If for some reason the caching is actually needed, converting it to a ThreadLocal<WeakReference> might work. If a strong ref cache is needed

edbratt commented 5 years ago

If you haven't already looked, you can use the Jenkins CI as a reference. The most recent run (April. 23) shows 100% success, no failures, no skips: https://ci.eclipse.org/jakartaee-tck/job/jaxb-tck/job/master/24/testReport/ The console output is awfully long, but it may provide some reference data for you to compare against: https://ci.eclipse.org/jakartaee-tck/blue/rest/organizations/jenkins/pipelines/jaxb-tck/branches/master/runs/24/nodes/28/steps/31/log/?start=0

scottmarlow commented 5 years ago

Thanks @edbratt! Thanks @ankitoracle! I verified yesterday that the leak was resolved with this change. If we need to bring caching back in, I'd be happy to help with that or any problems with today's build/run.

I did look through the ^ ci.eclipse.org jaxb-tck job and don't yet see all involved steps (e.g. didn't see where the com.sun.javatest.agent.AgentMain is started). Will close since the pr is merged, thanks again!
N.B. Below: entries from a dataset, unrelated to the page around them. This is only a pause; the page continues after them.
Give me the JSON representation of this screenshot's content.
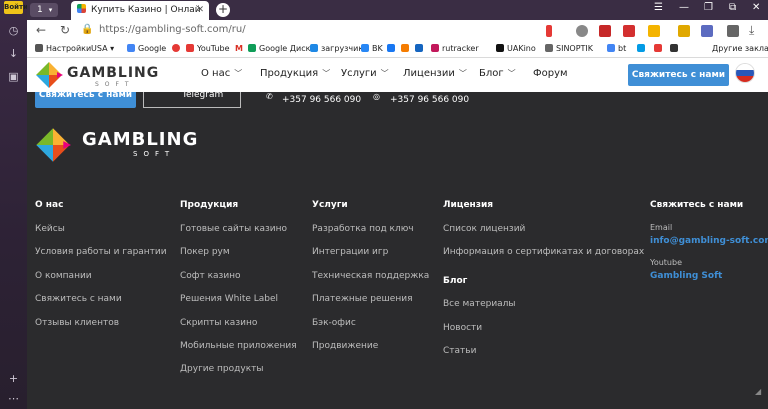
{
  "browser": {
    "profile_label": "Войти",
    "tab_count": "1",
    "tab_title": "Купить Казино | Онлай",
    "url": "https://gambling-soft.com/ru/",
    "other_bookmarks": "Другие закладки",
    "bookmarks": [
      "Настройки",
      "USA",
      "Google",
      "YouTube",
      "Google Диск",
      "загрузчик",
      "BK",
      "rutracker",
      "UAKino",
      "SINOPTIK",
      "bt"
    ]
  },
  "header": {
    "logo_word": "GAMBLING",
    "logo_sub": "SOFT",
    "menu": [
      "О нас",
      "Продукция",
      "Услуги",
      "Лицензии",
      "Блог",
      "Форум"
    ],
    "contact_button": "Свяжитесь с нами"
  },
  "contact_strip": {
    "contact_button": "Свяжитесь с нами",
    "telegram": "Telegram",
    "phone1": "+357 96 566 090",
    "phone2": "+357 96 566 090"
  },
  "footer": {
    "logo_word": "GAMBLING",
    "logo_sub": "SOFT",
    "columns": {
      "about": {
        "title": "О нас",
        "links": [
          "Кейсы",
          "Условия работы и гарантии",
          "О компании",
          "Свяжитесь с нами",
          "Отзывы клиентов"
        ]
      },
      "products": {
        "title": "Продукция",
        "links": [
          "Готовые сайты казино",
          "Покер рум",
          "Софт казино",
          "Решения White Label",
          "Скрипты казино",
          "Мобильные приложения",
          "Другие продукты"
        ]
      },
      "services": {
        "title": "Услуги",
        "links": [
          "Разработка под ключ",
          "Интеграции игр",
          "Техническая поддержка",
          "Платежные решения",
          "Бэк-офис",
          "Продвижение"
        ]
      },
      "license": {
        "title": "Лицензия",
        "links": [
          "Список лицензий",
          "Информация о сертификатах и договорах"
        ]
      },
      "blog": {
        "title": "Блог",
        "links": [
          "Все материалы",
          "Новости",
          "Статьи"
        ]
      },
      "contact": {
        "title": "Свяжитесь с нами",
        "email_label": "Email",
        "email": "info@gambling-soft.com",
        "youtube_label": "Youtube",
        "youtube": "Gambling Soft"
      }
    }
  },
  "colors": {
    "accent": "#3f8fd6",
    "footer_bg": "#2b2b2d",
    "link": "#bdbdbd"
  },
  "icons": [
    "back-icon",
    "reload-icon",
    "download-icon",
    "telegram-icon",
    "phone-icon",
    "whatsapp-icon",
    "russian-flag-icon"
  ]
}
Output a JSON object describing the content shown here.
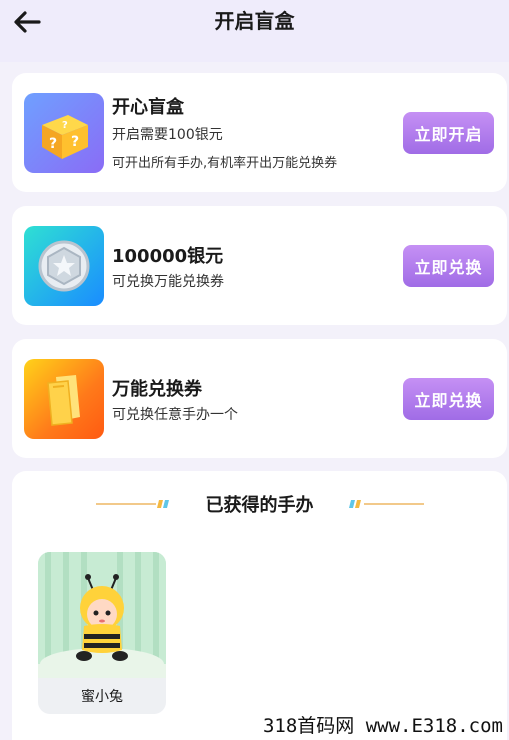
{
  "header": {
    "title": "开启盲盒",
    "back_icon": "arrow-left-icon"
  },
  "cards": [
    {
      "title": "开心盲盒",
      "line1": "开启需要100银元",
      "line2": "可开出所有手办,有机率开出万能兑换券",
      "button": "立即开启",
      "icon": "mystery-box-icon"
    },
    {
      "title": "100000银元",
      "line1": "可兑换万能兑换券",
      "button": "立即兑换",
      "icon": "silver-coin-icon"
    },
    {
      "title": "万能兑换券",
      "line1": "可兑换任意手办一个",
      "button": "立即兑换",
      "icon": "voucher-icon"
    }
  ],
  "obtained": {
    "title": "已获得的手办",
    "items": [
      {
        "name": "蜜小兔"
      }
    ]
  },
  "watermark": "318首码网 www.E318.com",
  "colors": {
    "accent": "#a06ce6",
    "background": "#f3f1fa"
  }
}
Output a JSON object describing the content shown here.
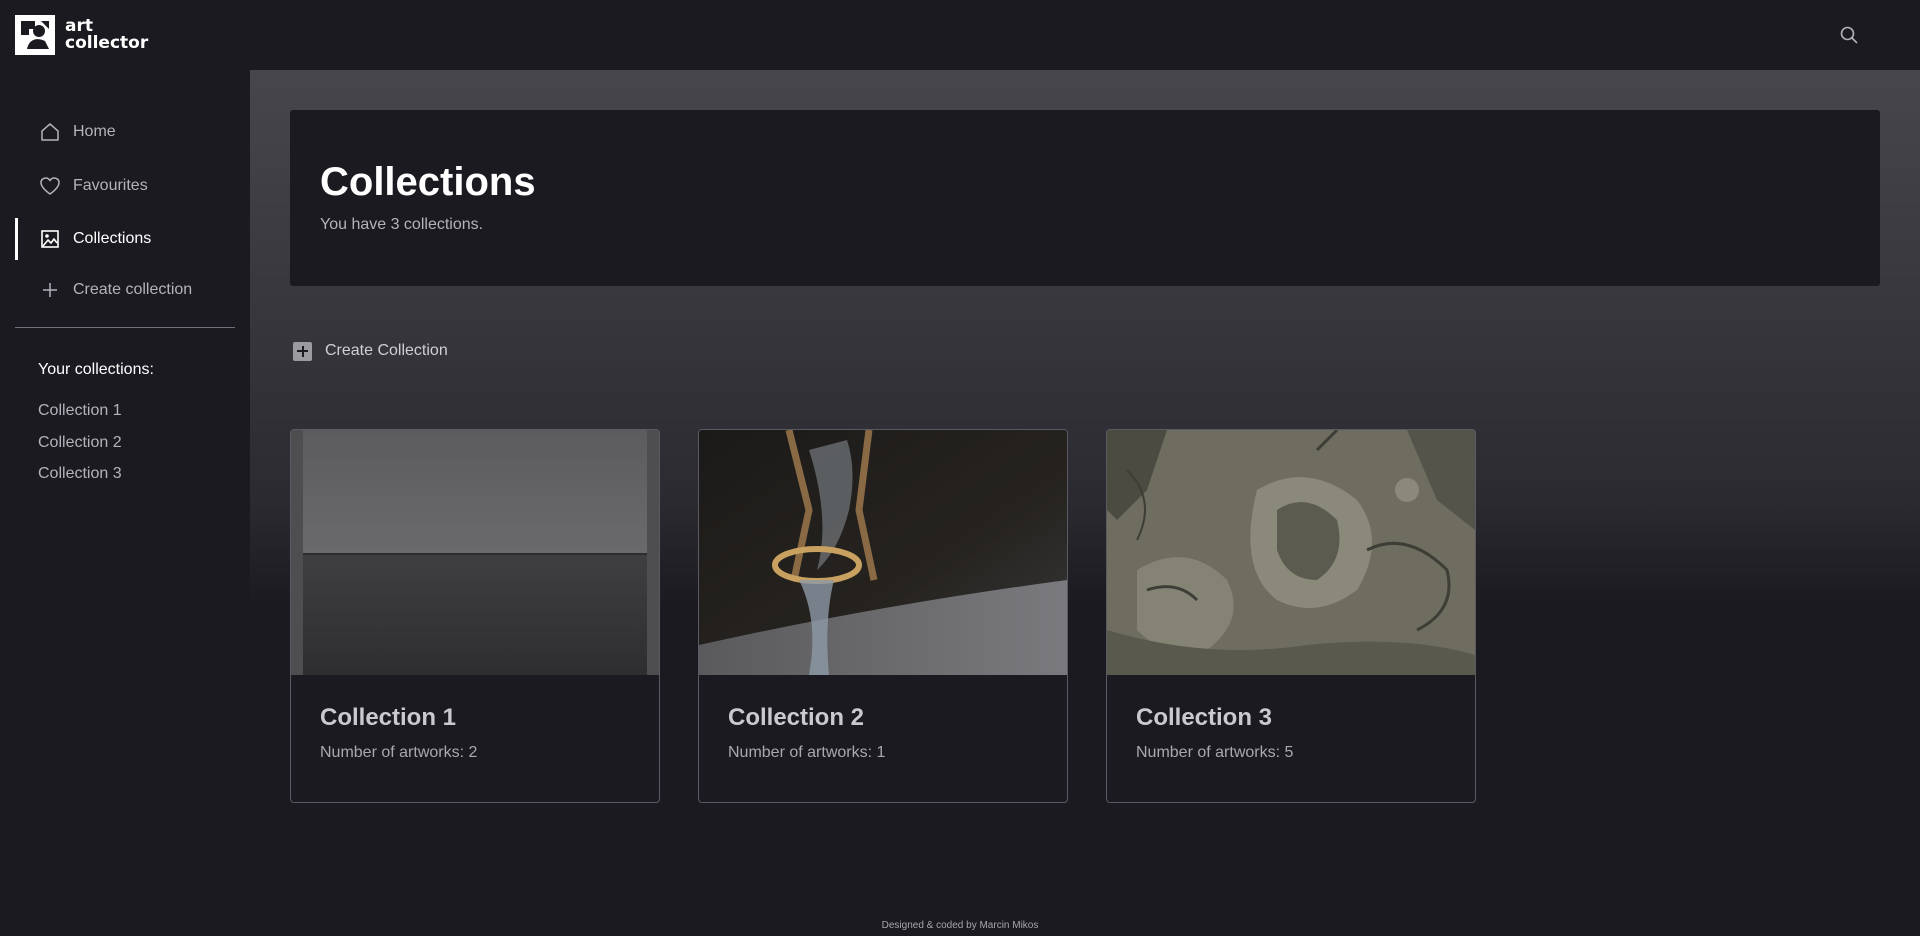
{
  "brand": {
    "line1": "art",
    "line2": "collector"
  },
  "sidebar": {
    "nav": [
      {
        "label": "Home",
        "icon": "home-icon"
      },
      {
        "label": "Favourites",
        "icon": "heart-icon"
      },
      {
        "label": "Collections",
        "icon": "image-icon",
        "active": true
      },
      {
        "label": "Create collection",
        "icon": "plus-icon"
      }
    ],
    "your_collections_heading": "Your collections:",
    "collections": [
      "Collection 1",
      "Collection 2",
      "Collection 3"
    ]
  },
  "main": {
    "title": "Collections",
    "subtitle": "You have 3 collections.",
    "create_button_label": "Create Collection",
    "cards": [
      {
        "title": "Collection 1",
        "count": "Number of artworks: 2",
        "image": "seascape-photo"
      },
      {
        "title": "Collection 2",
        "count": "Number of artworks: 1",
        "image": "hourglass-photo"
      },
      {
        "title": "Collection 3",
        "count": "Number of artworks: 5",
        "image": "engraving-print"
      }
    ]
  },
  "footer": {
    "credit": "Designed & coded by Marcin Mikos"
  },
  "colors": {
    "background": "#1b1a20",
    "text_primary": "#ffffff",
    "text_secondary": "#b3b3ba",
    "border": "#5a5a62"
  }
}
scottmarlow commented 5 years ago

@ankitoracle is it okay if I start a https://ci.eclipse.org/jakartaee-tck/job/jaxb-tck/job/master/ run with this change? If that looks good, can I also do a https://ci.eclipse.org/jakartaee-tck/job/jaxb-tck-nightly-build-run run?

scottmarlow commented 5 years ago

Reopening until we see a successful CI job run...
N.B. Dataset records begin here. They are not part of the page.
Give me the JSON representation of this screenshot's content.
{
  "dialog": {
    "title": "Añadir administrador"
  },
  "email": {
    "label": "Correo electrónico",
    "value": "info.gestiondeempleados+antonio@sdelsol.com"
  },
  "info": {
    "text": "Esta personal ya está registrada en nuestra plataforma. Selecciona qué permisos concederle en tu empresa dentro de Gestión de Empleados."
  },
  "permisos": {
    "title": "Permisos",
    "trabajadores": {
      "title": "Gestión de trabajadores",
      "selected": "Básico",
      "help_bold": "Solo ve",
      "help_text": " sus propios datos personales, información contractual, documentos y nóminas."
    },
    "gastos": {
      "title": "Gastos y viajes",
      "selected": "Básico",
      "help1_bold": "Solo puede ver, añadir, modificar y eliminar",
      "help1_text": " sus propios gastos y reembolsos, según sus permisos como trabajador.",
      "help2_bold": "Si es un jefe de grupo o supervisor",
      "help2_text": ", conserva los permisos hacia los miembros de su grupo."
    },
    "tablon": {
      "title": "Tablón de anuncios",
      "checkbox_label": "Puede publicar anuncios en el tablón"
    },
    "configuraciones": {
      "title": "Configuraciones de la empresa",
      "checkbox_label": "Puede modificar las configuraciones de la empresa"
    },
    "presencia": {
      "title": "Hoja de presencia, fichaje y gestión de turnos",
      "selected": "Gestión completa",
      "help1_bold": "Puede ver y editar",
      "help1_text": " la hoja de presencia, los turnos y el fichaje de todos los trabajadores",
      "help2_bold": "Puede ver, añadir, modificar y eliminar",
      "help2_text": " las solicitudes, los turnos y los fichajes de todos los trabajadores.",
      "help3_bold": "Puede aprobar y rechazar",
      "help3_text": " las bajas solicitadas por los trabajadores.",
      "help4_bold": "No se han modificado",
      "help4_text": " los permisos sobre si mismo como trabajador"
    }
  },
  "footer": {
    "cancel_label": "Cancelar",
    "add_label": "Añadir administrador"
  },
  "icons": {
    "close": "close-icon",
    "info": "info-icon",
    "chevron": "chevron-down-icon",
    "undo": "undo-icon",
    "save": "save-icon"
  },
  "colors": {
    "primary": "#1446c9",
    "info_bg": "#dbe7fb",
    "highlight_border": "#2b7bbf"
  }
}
ankitoracle commented 5 years ago

@scottmarlow You can trigger a run.We run the TCK in multi jvm mode without an agent in this jenkins job

scottmarlow commented 5 years ago

The jaxb-tck job run was successful, it took 6 hours 32 minutes (previous runs were: 6 h 26min, 6 h 30min, 6h 23min), so performance seems fine to me. Locally, my Jenkins test run took 6 hours 25 minutes (using the settings mentioned earlier above). Will now close this issue.